Padanya, aku pernah mendapati
sesuatu yang dalam, yang mungkin telah banyak membaca sekitar. Tempat yang
hanya sesekali aku berani untuk mencuri dengar, mengintip sibakkannya walau
samar, sekejap. Yang dapat terlihat dengan mudah apakah sedang terundang tawanya
atau terpancing kesedihannya untuk pertanyaan-pertanyaan yang barangkali urung
ia temukan jawabannya, tanpa perlu aku melihat guratan pada bibir atau lekuk
alisnya.
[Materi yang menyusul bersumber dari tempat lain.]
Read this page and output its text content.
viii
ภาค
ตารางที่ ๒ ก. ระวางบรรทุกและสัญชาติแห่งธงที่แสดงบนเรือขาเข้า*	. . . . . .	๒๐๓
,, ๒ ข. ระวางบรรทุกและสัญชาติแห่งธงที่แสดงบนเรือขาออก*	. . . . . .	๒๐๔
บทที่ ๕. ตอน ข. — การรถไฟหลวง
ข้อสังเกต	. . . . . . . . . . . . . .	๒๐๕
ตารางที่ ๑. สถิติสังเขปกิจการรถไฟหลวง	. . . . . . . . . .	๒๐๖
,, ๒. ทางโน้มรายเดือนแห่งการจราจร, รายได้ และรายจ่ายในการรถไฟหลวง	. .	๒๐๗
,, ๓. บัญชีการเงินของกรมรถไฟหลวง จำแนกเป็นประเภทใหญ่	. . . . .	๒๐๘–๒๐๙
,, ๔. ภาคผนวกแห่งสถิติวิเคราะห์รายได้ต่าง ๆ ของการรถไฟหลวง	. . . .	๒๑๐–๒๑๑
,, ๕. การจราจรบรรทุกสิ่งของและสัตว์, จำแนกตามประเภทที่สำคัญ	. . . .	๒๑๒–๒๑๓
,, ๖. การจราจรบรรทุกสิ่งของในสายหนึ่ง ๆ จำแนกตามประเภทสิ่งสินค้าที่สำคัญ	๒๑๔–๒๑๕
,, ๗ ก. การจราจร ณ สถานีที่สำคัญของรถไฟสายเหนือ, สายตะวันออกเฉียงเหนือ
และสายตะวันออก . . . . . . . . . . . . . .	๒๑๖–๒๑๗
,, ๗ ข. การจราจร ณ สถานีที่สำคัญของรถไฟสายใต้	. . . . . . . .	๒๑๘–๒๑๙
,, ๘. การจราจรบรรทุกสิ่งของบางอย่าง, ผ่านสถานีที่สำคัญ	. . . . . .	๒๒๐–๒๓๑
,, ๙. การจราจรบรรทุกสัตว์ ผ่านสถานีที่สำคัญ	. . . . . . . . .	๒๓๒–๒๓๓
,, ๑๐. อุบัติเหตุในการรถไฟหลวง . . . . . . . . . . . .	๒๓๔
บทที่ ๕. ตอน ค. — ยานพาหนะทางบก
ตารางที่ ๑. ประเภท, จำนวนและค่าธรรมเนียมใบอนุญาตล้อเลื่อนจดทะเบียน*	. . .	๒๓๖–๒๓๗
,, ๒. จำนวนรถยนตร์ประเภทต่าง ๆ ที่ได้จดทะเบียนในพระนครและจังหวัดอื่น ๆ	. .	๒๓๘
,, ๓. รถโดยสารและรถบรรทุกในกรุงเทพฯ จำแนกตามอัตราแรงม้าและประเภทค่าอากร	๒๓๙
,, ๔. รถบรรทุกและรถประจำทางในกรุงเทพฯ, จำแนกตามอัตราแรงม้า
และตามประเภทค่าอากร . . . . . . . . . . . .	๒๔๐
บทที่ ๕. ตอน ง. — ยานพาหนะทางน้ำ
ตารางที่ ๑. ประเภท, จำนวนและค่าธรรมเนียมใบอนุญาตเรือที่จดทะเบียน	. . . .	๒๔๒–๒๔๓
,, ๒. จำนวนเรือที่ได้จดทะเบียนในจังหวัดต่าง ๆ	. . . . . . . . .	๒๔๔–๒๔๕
Ini juga adalah sesuatu yang tiada dari Abdullah bin Ummi Maktum,
namun jika boleh kutaksir, cerminnya tidak pernah khianat, tetap indah bahkan
boleh jadi lebih gemilang oleh karena syukurnya atas nikmat yang lebih besar yang
tersembunyi dibalik tiada dapat dinikmatinya salah satu inderanya itu.
Tidak, aku pun belum mengerti
betul apa sebab ketika suatu kali temanku berkata bahwa ia tak pernah sanggup
melihat sorot orang lain untuk waktu yang lama. Sehingga aku tersadar bahwa ada
Yang Maha dari apa yang sedang kumahakan dalam benak. Itu sepertinya adalah sebab
mengapa Angku Haji menikmati waktu berjam-jam di tepi dipan untuk mengenangkan
mendiang istrinya dengan menafakuri ayat-ayat suci.
Tempat yang paling indah? Ya, pernah
kudapati dalam suatu masa, sorot dalam matanya.